Limelight is a new feature at the Corlette restaurant and lounge, at 193 Nostrand Ave., where artists of all stripes can take the stage to showcase their skills in spoken word, music and even comedy while networking in an intimate setting, organizer Barry Greene said.
"You've got too many open mics where you don't know a person's name, where they're from," Greene said. "There's no better place for creatives to get that type of experience than when you're all under one roof."
A Richmond, Va., native, Greene said he began performing neo-soul R&B in his hometown after being inspired by artists like D'Angelo, Erykah Badu and Maxwell, eventually starting his own popular open mic night which has as many as 150 regulars.
The 25-year-old artist — who goes by the name "Barry Barz" — relocated to New York shortly after meeting his girlfriend. They live in Crown Heights.
"I just saw how people enjoyed the craft," Greene said. "What would it be like if we did it here in Brooklyn, where people didn't have to go into the city to get the same experience?"
Limelight was born in February at Corlette. Greene said 30 people showed up to watch as spoken word artists performed for the crowd.
It was there Greene met another young performer, 24-year-old spoken word artist Arbed Marie, who ran her own open mic in Crown Heights before losing her venue.
"I was really looking for a platform," Marie said. "I would travel to other open mics to see the scene, perform and kind of build a following."
The two agreed to work together and Greene said his new partner's enthusiasm helped the night expand.

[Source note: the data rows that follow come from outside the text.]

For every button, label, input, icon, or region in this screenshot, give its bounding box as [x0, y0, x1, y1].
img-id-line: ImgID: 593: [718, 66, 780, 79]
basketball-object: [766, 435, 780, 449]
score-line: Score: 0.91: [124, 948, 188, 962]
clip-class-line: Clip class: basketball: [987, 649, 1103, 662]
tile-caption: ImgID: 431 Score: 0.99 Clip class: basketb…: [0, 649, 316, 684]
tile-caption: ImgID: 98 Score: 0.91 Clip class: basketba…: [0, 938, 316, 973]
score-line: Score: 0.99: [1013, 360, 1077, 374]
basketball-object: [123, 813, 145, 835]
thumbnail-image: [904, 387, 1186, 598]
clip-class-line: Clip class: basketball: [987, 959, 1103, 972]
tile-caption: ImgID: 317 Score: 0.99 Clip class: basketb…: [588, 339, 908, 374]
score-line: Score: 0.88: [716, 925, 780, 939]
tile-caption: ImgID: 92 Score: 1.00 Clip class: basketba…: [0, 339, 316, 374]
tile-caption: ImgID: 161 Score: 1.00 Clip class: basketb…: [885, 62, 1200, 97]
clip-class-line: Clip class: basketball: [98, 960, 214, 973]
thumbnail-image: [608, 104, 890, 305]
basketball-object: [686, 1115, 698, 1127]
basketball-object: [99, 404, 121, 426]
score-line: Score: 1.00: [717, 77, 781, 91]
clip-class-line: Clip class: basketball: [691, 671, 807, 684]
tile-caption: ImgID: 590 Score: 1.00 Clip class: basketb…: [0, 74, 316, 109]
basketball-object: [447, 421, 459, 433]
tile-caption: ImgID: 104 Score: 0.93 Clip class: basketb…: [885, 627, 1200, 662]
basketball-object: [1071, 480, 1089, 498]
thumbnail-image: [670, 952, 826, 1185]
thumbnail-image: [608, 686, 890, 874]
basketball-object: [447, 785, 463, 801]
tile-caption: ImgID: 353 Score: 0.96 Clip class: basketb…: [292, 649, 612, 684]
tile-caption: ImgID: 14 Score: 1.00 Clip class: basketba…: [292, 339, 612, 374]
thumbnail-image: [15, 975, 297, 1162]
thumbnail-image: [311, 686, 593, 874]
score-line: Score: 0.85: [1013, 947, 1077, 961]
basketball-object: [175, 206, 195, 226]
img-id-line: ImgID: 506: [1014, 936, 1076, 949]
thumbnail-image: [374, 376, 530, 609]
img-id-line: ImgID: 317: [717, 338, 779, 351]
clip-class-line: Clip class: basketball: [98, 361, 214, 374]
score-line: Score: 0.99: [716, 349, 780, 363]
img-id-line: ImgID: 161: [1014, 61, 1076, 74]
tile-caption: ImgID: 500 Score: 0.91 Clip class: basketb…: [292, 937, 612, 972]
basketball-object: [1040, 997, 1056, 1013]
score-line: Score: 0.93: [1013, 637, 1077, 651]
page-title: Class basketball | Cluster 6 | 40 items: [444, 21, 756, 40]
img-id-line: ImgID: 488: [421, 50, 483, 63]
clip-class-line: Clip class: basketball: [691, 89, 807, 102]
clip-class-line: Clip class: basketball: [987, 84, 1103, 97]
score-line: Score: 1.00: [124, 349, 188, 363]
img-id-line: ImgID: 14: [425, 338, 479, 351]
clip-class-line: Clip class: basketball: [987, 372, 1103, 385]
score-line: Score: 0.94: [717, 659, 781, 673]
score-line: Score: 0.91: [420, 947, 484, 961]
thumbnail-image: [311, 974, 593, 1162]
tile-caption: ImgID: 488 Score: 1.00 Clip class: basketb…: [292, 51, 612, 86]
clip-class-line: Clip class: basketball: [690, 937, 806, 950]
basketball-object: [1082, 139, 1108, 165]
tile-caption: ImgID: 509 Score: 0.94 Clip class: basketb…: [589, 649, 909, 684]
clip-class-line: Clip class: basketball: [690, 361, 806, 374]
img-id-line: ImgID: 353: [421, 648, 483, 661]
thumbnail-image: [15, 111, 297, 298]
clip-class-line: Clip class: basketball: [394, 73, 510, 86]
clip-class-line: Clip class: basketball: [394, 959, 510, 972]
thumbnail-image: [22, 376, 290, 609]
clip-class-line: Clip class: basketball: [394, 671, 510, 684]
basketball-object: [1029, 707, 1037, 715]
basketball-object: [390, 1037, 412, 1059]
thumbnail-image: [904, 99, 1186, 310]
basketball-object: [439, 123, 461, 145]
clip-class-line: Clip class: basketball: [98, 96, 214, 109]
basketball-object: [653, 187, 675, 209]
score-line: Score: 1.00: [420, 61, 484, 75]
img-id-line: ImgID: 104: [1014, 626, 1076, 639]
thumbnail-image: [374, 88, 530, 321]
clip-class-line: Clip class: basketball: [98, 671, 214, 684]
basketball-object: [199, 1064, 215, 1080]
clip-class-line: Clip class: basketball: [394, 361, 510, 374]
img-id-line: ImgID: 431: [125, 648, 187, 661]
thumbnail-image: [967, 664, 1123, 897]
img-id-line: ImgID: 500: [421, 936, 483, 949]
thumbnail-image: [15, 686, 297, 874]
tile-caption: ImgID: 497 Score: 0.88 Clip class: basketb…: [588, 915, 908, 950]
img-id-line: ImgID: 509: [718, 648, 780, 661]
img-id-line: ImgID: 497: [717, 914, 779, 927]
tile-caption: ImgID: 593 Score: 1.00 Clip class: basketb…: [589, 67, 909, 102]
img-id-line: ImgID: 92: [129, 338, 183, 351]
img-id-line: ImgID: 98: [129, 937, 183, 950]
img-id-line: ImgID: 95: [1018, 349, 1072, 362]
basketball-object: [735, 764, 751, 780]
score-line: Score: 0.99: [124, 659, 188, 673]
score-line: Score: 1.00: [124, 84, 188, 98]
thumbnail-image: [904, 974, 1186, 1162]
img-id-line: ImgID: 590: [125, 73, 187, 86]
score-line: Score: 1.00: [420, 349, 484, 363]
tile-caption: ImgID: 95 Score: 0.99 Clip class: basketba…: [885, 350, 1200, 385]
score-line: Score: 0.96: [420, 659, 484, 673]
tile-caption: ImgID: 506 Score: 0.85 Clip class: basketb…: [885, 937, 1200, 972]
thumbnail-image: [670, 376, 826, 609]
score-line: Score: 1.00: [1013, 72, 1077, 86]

Shows at Limelight have attracted between 30 and 60 people a week since starting up in February. Each week, artists begin to file in around 6 p.m. for an hour-long networking session before the open mic portion begins.
After open mic, a featured artist takes the stage for a 25-minute set.
Greene wants to expand Limelight to other cities and livestream them together — he still makes the six-and-a-half-hour trip to Richmond twice a month and hopes to start another open mic in Washington, D.C.
"I'm a firm believer that if someone can connect with you outside your craft, then you have them as a friend, and they'll always support you," Greene said.